Earlier today, the House of Representatives passed House Resolution 823, condemning the Iranian government’s persecution of the Baha’i community. The resolution, which enjoyed strong bipartisan support, called on the Iranian government to release all Baha’i prisoners, end its campaign of state-sponsored persecution, and reverse discriminatory policies against the Baha’i community.
The resolution, introduced by Congressman Ted Deutch (D-FL), was originally co-sponsored by Representatives Joe Wilson (R-SC), Eliot Engel (D-NY), Michael McCaul (R-TX), Jan Schakowsky (D-IL), Chris Smith (R-NJ), Brad Schneider (D-IL), Steve Chabot (R-IL), Gregory Meeks (D-NY), and Ann Wagner (R-MI). It enjoyed strong bipartisan support among its 93 cosponsors.
“Today, my colleagues joined with me to resoundingly condemn the Iranian regime’s egregious record of human rights violations and unjust repression against its own people. The regime’s practice of denying freedom of religion and persecuting minorities like the Baha’i must end,” Congressman Deutch said. “This bipartisan resolution sends a clear message: that the regime’s actions are a violation of the principles and values for which our country stands. I am proud to have introduced this resolution condemning Iran’s state-sponsored persecution of the Baha’i people, and I applaud its passage in the House of Representatives.”
Members of the Baha’i Faith have been persecuted in Iran since the religion’s founding there in 1844. This persecution intensified after the Islamic Revolution in 1979, with hundreds of Baha’is executed and tortured in the years after the Revolution. Currently, the Iranian government denies Baha’is access to higher education, government jobs, permits to work in twenty-five professions and occupations, and subjects them to arbitrary arrests and imprisonment.

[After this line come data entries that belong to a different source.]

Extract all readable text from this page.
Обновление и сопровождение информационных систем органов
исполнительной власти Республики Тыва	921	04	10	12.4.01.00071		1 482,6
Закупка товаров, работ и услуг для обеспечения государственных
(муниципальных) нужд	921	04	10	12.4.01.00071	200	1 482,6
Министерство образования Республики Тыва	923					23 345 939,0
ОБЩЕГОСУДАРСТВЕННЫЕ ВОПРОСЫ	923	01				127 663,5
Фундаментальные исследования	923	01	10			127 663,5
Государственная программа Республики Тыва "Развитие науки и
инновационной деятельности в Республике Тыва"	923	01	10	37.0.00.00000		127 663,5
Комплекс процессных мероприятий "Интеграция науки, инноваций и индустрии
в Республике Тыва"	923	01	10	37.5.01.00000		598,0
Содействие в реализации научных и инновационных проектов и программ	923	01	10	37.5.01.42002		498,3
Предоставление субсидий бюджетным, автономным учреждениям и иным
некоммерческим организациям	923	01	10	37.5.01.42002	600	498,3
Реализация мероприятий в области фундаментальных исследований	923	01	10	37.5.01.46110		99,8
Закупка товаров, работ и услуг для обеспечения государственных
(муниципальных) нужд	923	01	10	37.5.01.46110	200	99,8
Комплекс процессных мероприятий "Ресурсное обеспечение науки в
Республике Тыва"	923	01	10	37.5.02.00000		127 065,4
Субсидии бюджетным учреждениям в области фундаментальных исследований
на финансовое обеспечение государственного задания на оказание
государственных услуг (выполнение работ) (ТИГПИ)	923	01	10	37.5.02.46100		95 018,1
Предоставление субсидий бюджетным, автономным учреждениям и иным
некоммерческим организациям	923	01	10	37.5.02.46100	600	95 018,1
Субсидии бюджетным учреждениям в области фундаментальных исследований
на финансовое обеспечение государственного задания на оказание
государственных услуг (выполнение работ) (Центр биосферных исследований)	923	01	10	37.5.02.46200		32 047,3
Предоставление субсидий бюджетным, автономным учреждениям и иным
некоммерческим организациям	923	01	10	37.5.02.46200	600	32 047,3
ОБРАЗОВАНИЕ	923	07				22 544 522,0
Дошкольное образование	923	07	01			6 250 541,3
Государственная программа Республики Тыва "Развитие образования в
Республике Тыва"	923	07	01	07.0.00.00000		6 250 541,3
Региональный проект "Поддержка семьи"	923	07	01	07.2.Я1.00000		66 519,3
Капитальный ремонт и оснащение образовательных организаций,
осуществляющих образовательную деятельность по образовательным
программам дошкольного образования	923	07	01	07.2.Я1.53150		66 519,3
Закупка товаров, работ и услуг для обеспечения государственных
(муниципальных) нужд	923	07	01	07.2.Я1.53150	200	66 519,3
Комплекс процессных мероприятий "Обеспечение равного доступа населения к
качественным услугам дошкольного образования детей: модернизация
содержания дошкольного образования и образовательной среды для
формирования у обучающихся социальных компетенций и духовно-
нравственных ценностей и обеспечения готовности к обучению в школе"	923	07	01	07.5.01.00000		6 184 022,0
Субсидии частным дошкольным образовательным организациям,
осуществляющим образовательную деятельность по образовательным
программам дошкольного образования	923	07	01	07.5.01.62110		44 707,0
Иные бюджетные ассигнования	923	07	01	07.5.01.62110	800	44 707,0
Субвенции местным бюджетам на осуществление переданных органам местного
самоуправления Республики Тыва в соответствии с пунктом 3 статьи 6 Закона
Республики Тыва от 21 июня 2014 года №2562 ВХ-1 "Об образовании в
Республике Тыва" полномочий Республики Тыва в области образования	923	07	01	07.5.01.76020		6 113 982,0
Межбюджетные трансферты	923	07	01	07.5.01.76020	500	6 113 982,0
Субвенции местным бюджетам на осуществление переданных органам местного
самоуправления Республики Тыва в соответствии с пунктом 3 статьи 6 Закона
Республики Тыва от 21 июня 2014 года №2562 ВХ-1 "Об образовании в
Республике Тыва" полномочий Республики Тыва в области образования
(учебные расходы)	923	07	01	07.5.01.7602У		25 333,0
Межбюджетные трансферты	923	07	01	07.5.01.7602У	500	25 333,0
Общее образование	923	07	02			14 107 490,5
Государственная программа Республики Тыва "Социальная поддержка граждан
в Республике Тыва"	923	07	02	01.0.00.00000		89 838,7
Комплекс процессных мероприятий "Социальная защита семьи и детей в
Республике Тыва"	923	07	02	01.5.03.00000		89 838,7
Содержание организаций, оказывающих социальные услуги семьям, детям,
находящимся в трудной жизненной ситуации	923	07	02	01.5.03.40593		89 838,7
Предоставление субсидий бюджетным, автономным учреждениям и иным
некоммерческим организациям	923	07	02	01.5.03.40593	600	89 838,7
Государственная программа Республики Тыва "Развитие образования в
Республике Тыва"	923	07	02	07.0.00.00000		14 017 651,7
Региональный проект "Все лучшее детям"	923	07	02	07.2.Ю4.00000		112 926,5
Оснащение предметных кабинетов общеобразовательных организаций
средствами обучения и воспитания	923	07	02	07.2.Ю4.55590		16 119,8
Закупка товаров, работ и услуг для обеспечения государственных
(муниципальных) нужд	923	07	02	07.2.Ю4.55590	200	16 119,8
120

“The passage of the resolution comes at a particularly trying time for the Baha’is of Iran,” said Mr. Anthony Vance, Director of the U.S. Baha’i Office of Public Affairs. “In late November, government agents raided at least twenty homes and shops of Baha’is in coordinated raids across the country, demanding that they hand over their property deeds, as well as computers, mobile phones, and other personal property. In October, in the village of Ivel in Mazandaran province, the land, buildings, and homes of 27 Baha’is were confiscated by order of a provincial appellate court, the latest step in a long series of confiscatory actions taken to eliminate the presence of the Baha’is there. Moreover, since the beginning of the pandemic, there has been a surge in criminal judicial proceedings brought against the Baha’is, threatening to add to the dozens of already incarcerated Baha’is, who are endangered by the pandemic in overcrowded Iranian prisons.”
“Persecuting, arresting, and imprisoning a peaceful minority on the basis of their Faith at any time is a moral outrage. During a pandemic, it is barbarous,” Mr. Vance added.